This was Robert Silverberg's first short story collection, originally published in 1962 as the second half of an Ace Double, paired with Silverberg's novel The Seed of Earth. It was later published as an Ace standalone paperback in 1977, with a hardcover edition eventually coming from Dobson in 1979 and a Tor paperback reprint in 1986.
This marks the only appearance of the story "Hopper" in a Robert Silverberg collection, although it was also anthologized in 1980 in Science Fiction Origins, edited by Martin H. Greenberg and William F. Nolan.
Here are my individual story reviews:
"Blaze of Glory" (1957) -- A hot-headed communications officer sacrifices himself to save his ship, but was it heroism or murder?
"Warm Man" (1957) -- An empath comes to a small New York suburb. A smart social satire that shows the author's developing range.
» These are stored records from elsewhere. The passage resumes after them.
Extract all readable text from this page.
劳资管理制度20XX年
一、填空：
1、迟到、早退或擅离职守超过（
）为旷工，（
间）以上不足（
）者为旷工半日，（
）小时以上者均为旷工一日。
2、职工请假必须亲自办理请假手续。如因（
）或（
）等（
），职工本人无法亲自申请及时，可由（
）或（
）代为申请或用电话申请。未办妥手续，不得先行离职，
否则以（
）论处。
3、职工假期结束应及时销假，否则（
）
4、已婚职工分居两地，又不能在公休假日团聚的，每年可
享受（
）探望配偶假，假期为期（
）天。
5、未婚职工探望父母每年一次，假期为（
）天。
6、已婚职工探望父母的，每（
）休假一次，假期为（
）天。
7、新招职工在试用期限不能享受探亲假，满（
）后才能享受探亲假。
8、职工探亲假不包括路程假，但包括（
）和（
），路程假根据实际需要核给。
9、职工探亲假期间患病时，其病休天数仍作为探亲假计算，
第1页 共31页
Reminded me of Harlan Ellison's "Try a Dull Knife," only more coherent and accessible.
"The Songs of Summer" (1955) -- A time traveler from New York, 1956, accidentally winds up in the 35th century, where he tries to bring back modern civilization to an agrarian society. Includes many now-familiar s/f tropes such as telepathy, group-mind or hive intelligence, and the idea we could be living inside a world of our own imagination. This was the author's first attempt at using multiple narrators and points of view within a single story.
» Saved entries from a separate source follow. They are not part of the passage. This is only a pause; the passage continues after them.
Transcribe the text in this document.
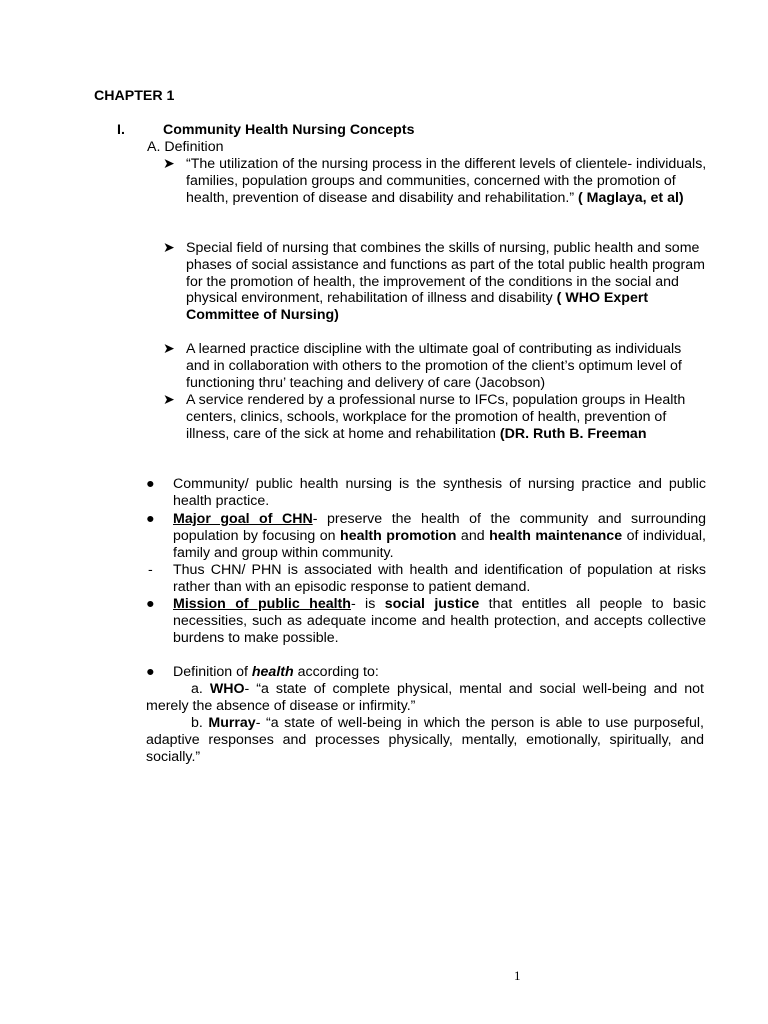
CHAPTER 1
I.	Community Health Nursing Concepts
A. Definition
➤ “The utilization of the nursing process in the different levels of clientele- individuals, families, population groups and communities, concerned with the promotion of health, prevention of disease and disability and rehabilitation.” ( Maglaya, et al)
➤ Special field of nursing that combines the skills of nursing, public health and some phases of social assistance and functions as part of the total public health program for the promotion of health, the improvement of the conditions in the social and physical environment, rehabilitation of illness and disability ( WHO Expert Committee of Nursing)
➤ A learned practice discipline with the ultimate goal of contributing as individuals and in collaboration with others to the promotion of the client’s optimum level of functioning thru’ teaching and delivery of care (Jacobson)
➤ A service rendered by a professional nurse to IFCs, population groups in Health centers, clinics, schools, workplace for the promotion of health, prevention of illness, care of the sick at home and rehabilitation (DR. Ruth B. Freeman
●	Community/ public health nursing is the synthesis of nursing practice and public health practice.
●	Major goal of CHN- preserve the health of the community and surrounding population by focusing on health promotion and health maintenance of individual, family and group within community.
-	Thus CHN/ PHN is associated with health and identification of population at risks rather than with an episodic response to patient demand.
●	Mission of public health- is social justice that entitles all people to basic necessities, such as adequate income and health protection, and accepts collective burdens to make possible.
●	Definition of health according to:
a. WHO- “a state of complete physical, mental and social well-being and not merely the absence of disease or infirmity.”
b. Murray- “a state of well-being in which the person is able to use purposeful, adaptive responses and processes physically, mentally, emotionally, spiritually, and socially.”
1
"Slaves of the Star Giants" (1956) -- Lloyd Harkins is transported to a far future when civilization has collapsed. Small mutated humans live underground in isolation. Ancient robots left over from the Time of Cities still roam the jungles but no longer serve any useful function. Small human tribes aboveground are used for social experiments by a race of aliens known as Star Giants. Harkins hatches a deadly plan to find the Brain that can reprogram the robots in order to wage war against the alien interlopers.
"Hopper" (1954) -- Earth is overcrowded and suffering from widespread air pollution. Someone has invented time travel and is illegally sending poor people back to the 20th century. Corrupt police officer Quellen is in a quandary -- If he apprehends the criminal, he may alter the past (and who knows what the consequence will be?), but if he lets the criminal go free, the inevitable tide of history will result in the unsustainable reality in which he is living. This was one of Silverberg's first four published stories. It has a great premise, but he clearly does not have the skill to carry it through. Quellen eventually decides to escape into the past himself, only to make sure is he is not arrested for maintaining an off-the-books residence in Africa that is forbidden by law. Later expanded into the 1967 novel The Time Hoppers.